Praxistest: Samsung SGH-D800

Mit dem Aufdruck "Wide and Slim Slider" erregt die flache Pappschachtel, in der das D800 steckt, große Neugier. Öffnet man den Deckel, liegt obenauf nur das Handy, gebettet in einen schlichten Papprahmen. Eine Etage tiefer wohnt das Zubehör: Akku, Netzteil, ein kabelgebundenes Stereo-Headset, ein USB-Datenkabel, eine Software CD und das Handbuch in englischer und deutscher Sprache. Dem aufmerksamen Samsung-User wird eins sofort auffallen: das vom D600 bekannte, sehr nützliche TV-Kabel wurde weggelassen und die alte Datenleitung ist wegen der neuen Flachstecker mit dem D800 leider nicht kompatibel.

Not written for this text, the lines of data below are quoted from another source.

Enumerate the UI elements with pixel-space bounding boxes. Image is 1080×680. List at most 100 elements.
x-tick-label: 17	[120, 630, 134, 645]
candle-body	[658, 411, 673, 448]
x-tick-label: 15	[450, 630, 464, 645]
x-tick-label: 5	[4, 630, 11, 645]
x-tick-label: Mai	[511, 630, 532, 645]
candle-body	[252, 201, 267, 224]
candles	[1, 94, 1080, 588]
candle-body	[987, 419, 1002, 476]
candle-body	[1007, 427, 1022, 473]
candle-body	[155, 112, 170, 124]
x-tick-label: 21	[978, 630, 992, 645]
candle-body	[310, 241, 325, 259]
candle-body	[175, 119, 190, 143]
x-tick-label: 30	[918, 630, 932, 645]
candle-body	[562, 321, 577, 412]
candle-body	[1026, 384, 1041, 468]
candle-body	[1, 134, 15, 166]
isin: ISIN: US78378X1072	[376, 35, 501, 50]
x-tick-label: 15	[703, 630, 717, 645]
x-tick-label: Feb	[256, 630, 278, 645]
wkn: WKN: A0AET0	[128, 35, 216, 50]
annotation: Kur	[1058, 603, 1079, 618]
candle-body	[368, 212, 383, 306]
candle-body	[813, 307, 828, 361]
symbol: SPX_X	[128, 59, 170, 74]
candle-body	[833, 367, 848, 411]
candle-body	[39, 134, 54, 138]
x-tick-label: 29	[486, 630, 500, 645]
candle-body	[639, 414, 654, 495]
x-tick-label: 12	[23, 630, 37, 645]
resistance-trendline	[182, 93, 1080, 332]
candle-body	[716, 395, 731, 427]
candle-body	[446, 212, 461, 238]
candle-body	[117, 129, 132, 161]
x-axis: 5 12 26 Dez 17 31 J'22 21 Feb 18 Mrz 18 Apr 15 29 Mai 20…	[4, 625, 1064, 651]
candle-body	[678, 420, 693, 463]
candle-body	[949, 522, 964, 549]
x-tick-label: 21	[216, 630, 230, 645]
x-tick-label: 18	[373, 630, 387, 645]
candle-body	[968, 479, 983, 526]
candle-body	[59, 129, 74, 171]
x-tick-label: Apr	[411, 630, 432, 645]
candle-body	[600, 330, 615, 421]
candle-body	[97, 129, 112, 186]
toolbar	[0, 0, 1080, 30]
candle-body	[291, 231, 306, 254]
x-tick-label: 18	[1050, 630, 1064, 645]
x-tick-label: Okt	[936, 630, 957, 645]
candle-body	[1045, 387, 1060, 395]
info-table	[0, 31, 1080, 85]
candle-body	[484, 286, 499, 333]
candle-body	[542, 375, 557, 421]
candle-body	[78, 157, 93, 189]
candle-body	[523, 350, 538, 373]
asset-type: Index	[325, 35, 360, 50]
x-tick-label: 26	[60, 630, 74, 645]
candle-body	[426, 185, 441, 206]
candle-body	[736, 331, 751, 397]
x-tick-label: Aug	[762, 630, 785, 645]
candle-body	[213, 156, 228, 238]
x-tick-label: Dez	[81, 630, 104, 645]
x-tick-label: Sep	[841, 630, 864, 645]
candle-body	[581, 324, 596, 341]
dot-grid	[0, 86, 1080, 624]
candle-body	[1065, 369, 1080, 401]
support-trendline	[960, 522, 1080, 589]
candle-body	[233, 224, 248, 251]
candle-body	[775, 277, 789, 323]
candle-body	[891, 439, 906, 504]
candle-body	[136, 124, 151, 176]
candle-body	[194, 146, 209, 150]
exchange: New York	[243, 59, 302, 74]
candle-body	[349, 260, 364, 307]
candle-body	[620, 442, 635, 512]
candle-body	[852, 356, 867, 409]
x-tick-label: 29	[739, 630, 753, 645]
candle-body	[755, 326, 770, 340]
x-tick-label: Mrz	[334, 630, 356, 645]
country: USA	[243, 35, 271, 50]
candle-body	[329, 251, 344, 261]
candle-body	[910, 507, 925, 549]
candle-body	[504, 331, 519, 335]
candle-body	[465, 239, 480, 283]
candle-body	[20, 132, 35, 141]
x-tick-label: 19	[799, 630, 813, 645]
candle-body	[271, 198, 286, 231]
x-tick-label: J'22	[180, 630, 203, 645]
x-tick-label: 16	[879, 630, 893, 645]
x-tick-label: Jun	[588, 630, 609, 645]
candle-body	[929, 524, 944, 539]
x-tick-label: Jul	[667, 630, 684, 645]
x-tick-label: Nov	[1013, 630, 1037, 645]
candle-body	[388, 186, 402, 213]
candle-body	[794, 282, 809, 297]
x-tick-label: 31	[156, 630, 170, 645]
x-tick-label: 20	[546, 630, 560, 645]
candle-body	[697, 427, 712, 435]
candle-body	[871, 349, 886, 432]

Bei den Good Lookings haben sich die Koreaner sehr ins Zeug gelegt! Das D800 ist deutlich flacher als seine Slider-Vorgänger D500 und D600, dabei gleichzeitig in die Breite gewachsen und misst 97x52x14,9 mm. An den stolzen 98 Gramm Gewicht sind sicherlich auch der verchromte Metallrahmen der Slideroberseite und die Bestätigungstaste des Navkeys aus glattem Chrom-Aluminium schuld. Wer Design haben will, muss eben schleppen! Nimmt man das Gerät in die Hand, überrascht die professionelle Haptik und das einfache Öffnen des Sliders. Dank butterweicher Feder lässt sich das Telefon auch einhändig leicht öffnen und schließen. Geschlossen schützt die Rückseite des Handys Linse und Spiegel der Kamera und das kopfseitig verbaute Mikrofon für die Freisprecheinrichtung. Das gesamte Gehäuse wirkt präzisionsverliebt verarbeitet und Staub oder Schmutz haben nahezu keine Chance, in bewegliche Teile oder gar unter die Displayabdeckung zu gelangen. Gleiches gilt für die Steckanschlüsse für externes Zubehör und das Ladegerät: sie wurden in einen Port an der linken Kopfseite zusammengefasst und unter einem am Gehäuse befestigten Deckelchen versteckt.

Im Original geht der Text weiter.